Atendió a Paula con profesionalismo, pero también con un dejo de sorpresa. No era común que lo llamaran con tanta urgencia por una sirvienta desmayada.
—Su presión es inestable. El desmayo se debió al estrés y al estado de su organismo... —dijo, y luego, en tono más bajo—. Está embarazada de doce semanas. Su estado es frágil. Necesita un ultrasonido urgente. Si no se cuida, puede perder al bebé.
—¿Emb... embarazada? —susurró Paula, llevándose las manos al vientre.
El doctor le explicó los riesgos. Ella, aún pálida, asintió.
—¡Voy a cuidarme! No quiero perder a mi bebé… por nada del mundo.
El médico le dio una cita para un ultrasonido, le indicó reposo, y se preparó para marcharse.
Luego el médico se fue.
Pero justo cuando cruzaba el pasillo, un mayordomo se le acercó.
—El señor Uresti desea hablar con usted. Lo espera en el despacho.
Al entrar, encontró a Norman de pie, mirando por la ventana.

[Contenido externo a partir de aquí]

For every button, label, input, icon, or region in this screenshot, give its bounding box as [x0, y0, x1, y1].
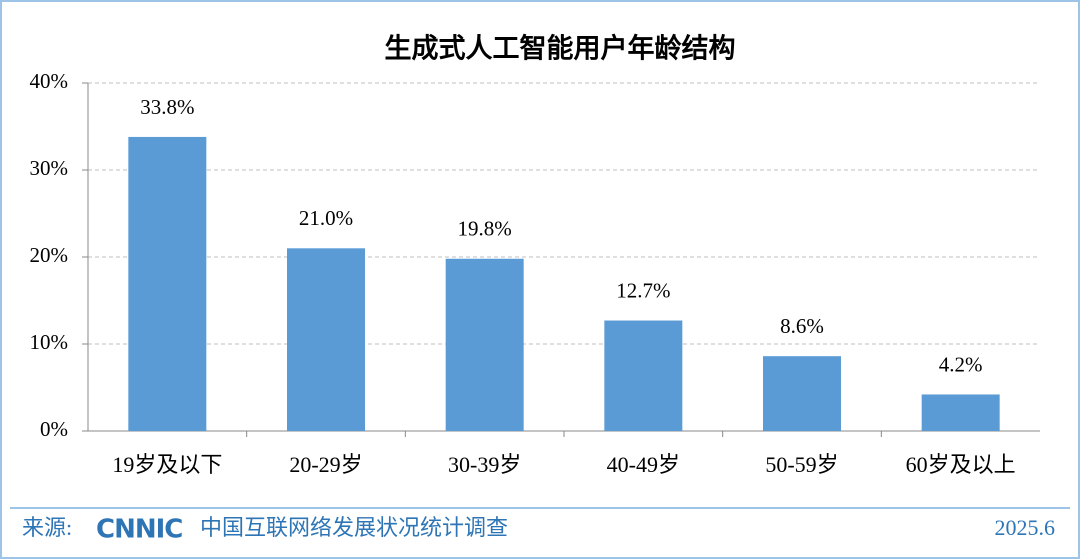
- y-tick-label: 0%: [40, 417, 68, 441]
- y-tick-label: 10%: [30, 330, 69, 354]
- y-tick-label: 40%: [30, 69, 69, 93]
- chart-title: 生成式人工智能用户年龄结构: [385, 33, 736, 65]
- logo: CNNIC: [96, 515, 182, 545]
- date: 2025.6: [995, 515, 1056, 540]
- bar: [921, 394, 1000, 431]
- bar: [445, 258, 524, 431]
- value-label: 33.8%: [140, 95, 194, 119]
- source-label: 来源:: [22, 515, 72, 540]
- bar: [763, 356, 841, 431]
- value-label: 12.7%: [616, 278, 670, 302]
- y-tick-label: 20%: [30, 243, 69, 267]
- bar: [604, 320, 683, 431]
- value-label: 21.0%: [299, 206, 353, 230]
- value-label: 19.8%: [458, 217, 512, 241]
- x-tick-label: 60岁及以上: [906, 452, 1016, 477]
- y-tick-label: 30%: [30, 156, 69, 180]
- source: 中国互联网络发展状况统计调查: [200, 515, 508, 540]
- x-tick-label: 20-29岁: [289, 452, 362, 477]
- x-tick-label: 50-59岁: [765, 452, 838, 477]
- bar: [287, 248, 365, 431]
- bar: [128, 136, 207, 431]
- value-label: 4.2%: [939, 352, 983, 376]
- value-label: 8.6%: [780, 314, 824, 338]
- x-tick-label: 19岁及以下: [112, 452, 222, 477]
- x-tick-label: 30-39岁: [448, 452, 521, 477]
- x-tick-label: 40-49岁: [607, 452, 680, 477]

—Doctor… ¿Qué tiene mi empleada? ¿Por qué se desmayó? ¿Es grave? ¿Va a morir?
El médico sonrió ante la exageración.
—Oh, no, claro que no, señor Uresti. No se preocupe tanto. Lo que pasa es que… está embarazada.
Norman giró lentamente, y sus ojos se abrieron con una mezcla de sorpresa y otra cosa… una idea que se formó como una sombra en su mirada.
—¿Embarazada…?
El silencio en la habitación se volvió espeso. La tensión se podía cortar con un cuchillo.
Y entonces, muy lentamente, una sonrisa casi imperceptible se dibujó en los labios de Norman Uresti.